A realistic cleanup takes months, not days. The order matters: visibility before fixes, fixes before conventions, conventions before scaling.


When to Break the Rules

Every rule has a "but" case. The senior judgement is knowing when.

Rule Acceptable exception
Clear exit story (1) The goroutine genuinely runs for the lifetime of the process (e.g., metrics flusher). Document it.
wg.Add in parent (2) Inside a self-spawning closure that adds to itself recursively (rare; consider errgroup instead).
Pass loop variables (3) Single-iteration cases where there's no ambiguity. Still safer to pass.
Thread context (4) Trivial helpers that complete synchronously. The threshold is "could this ever block on I/O."
Recover at boundary (5) Trusted code that handles all its own errors (e.g., pure computation on validated input).
Prefer errgroup (6) When the parent wants partial results regardless of errors, hand-roll.
Channels for flow (7) Performance: a contended sync.Mutex may outperform a channel and vice versa. Benchmark.
No time.Sleep (8) Tickers, backoffs. Never as "wait until done."
Race detector in CI (9) Code that intentionally races and uses sync/atomic to define the semantics — but flag those packages explicitly.
Bound concurrency (10) When input is known finite and small. Still safer to bound.
Document safety (11) Internal/unexported types with one user. Still helpful to document.
goleak/pprof (12) A test that legitimately leaves background goroutines. Use goleak.Ignore*.

Break a rule with a comment explaining why.
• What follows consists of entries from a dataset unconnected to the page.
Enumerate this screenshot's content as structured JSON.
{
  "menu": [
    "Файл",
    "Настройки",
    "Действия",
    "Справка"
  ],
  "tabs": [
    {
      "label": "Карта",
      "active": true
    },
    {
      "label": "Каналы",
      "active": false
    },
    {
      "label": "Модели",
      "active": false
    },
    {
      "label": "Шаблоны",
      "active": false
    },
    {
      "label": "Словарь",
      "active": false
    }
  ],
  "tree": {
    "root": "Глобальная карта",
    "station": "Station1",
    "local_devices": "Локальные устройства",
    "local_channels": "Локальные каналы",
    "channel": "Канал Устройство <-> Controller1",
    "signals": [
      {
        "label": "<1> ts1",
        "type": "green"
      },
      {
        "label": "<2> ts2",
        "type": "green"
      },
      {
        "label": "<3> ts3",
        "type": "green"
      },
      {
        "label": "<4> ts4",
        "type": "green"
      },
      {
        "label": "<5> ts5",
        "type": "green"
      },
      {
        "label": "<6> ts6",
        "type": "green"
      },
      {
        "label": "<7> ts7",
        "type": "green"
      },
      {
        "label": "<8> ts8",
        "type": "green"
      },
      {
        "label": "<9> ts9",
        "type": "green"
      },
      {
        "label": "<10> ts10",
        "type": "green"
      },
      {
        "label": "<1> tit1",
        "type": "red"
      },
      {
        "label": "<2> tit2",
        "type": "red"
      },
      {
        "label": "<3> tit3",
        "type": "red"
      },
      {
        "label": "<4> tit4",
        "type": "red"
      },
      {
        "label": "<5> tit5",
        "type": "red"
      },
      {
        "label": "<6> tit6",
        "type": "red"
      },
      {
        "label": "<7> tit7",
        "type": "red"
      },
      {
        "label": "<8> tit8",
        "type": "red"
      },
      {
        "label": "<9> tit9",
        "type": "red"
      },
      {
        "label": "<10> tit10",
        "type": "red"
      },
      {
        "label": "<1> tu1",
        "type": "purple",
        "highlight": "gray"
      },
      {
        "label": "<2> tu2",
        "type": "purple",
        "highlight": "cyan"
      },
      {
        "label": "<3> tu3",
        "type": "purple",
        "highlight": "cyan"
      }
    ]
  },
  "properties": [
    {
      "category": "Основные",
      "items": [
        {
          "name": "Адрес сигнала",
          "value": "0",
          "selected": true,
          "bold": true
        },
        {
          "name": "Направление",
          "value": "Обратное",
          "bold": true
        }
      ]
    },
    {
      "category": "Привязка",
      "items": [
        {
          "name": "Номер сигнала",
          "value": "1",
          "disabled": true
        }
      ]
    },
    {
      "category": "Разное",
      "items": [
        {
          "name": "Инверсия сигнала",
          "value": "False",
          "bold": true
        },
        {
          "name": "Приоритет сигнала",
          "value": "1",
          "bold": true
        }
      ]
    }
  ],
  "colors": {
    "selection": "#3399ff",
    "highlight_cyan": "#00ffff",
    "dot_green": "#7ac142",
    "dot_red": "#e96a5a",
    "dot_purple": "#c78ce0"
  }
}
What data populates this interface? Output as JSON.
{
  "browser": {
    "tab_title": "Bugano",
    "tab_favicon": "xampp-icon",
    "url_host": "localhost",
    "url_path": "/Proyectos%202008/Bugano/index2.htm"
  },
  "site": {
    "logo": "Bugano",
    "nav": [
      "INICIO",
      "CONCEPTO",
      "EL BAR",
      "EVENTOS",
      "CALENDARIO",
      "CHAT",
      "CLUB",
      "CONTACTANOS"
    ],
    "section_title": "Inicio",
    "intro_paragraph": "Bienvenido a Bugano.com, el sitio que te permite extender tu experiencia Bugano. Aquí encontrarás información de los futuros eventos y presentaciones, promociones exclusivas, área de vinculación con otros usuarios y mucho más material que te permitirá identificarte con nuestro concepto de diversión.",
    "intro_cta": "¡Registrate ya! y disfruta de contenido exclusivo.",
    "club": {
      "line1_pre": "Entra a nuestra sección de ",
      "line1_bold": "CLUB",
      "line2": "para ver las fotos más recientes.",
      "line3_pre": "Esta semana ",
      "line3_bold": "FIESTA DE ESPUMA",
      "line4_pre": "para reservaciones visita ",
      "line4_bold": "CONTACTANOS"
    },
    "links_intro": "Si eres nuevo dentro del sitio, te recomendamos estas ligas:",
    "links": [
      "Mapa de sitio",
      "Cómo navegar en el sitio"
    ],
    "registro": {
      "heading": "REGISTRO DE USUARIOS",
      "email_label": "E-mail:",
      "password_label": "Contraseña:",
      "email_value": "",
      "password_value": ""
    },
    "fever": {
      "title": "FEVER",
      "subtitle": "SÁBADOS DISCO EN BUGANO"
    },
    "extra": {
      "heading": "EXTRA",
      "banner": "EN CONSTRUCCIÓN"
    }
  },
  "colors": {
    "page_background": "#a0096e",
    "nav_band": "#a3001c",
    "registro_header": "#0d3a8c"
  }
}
The comment is the rule.


Self-Assessment

  • I have run a code review using a goroutine checklist.
  • I can recite the major differences between Effective Go, Uber, and Google style guides on concurrency.
  • I have set up golangci-lint with concurrency-relevant linters.
  • I have written a CONTRIBUTING.md section on goroutine conventions.
  • I have led the cleanup of at least one leaky service.
  • I can tell at least one production-postmortem story for each major rule.
  • I know which Uber rules my team adopted and which it didn't.
  • I have onboarded an engineer onto goroutine conventions.
  • I have written a library that respects "no surprise goroutines."
  • I have made a defensible decision to break one of the rules in a real codebase.

Summary

At senior level the goroutine rules become a system: a code review checklist, a linter ruleset, a team convention document, a postmortem-driven curriculum. The depth comes from knowing why each rule exists, where the major published style guides agree and disagree, and how to migrate a legacy codebase toward discipline without breaking it. The rules are not arbitrary; each one is the scar of a real outage. The next step — professional — is about how the rules map to runtime invariants and what each violation costs in observable terms.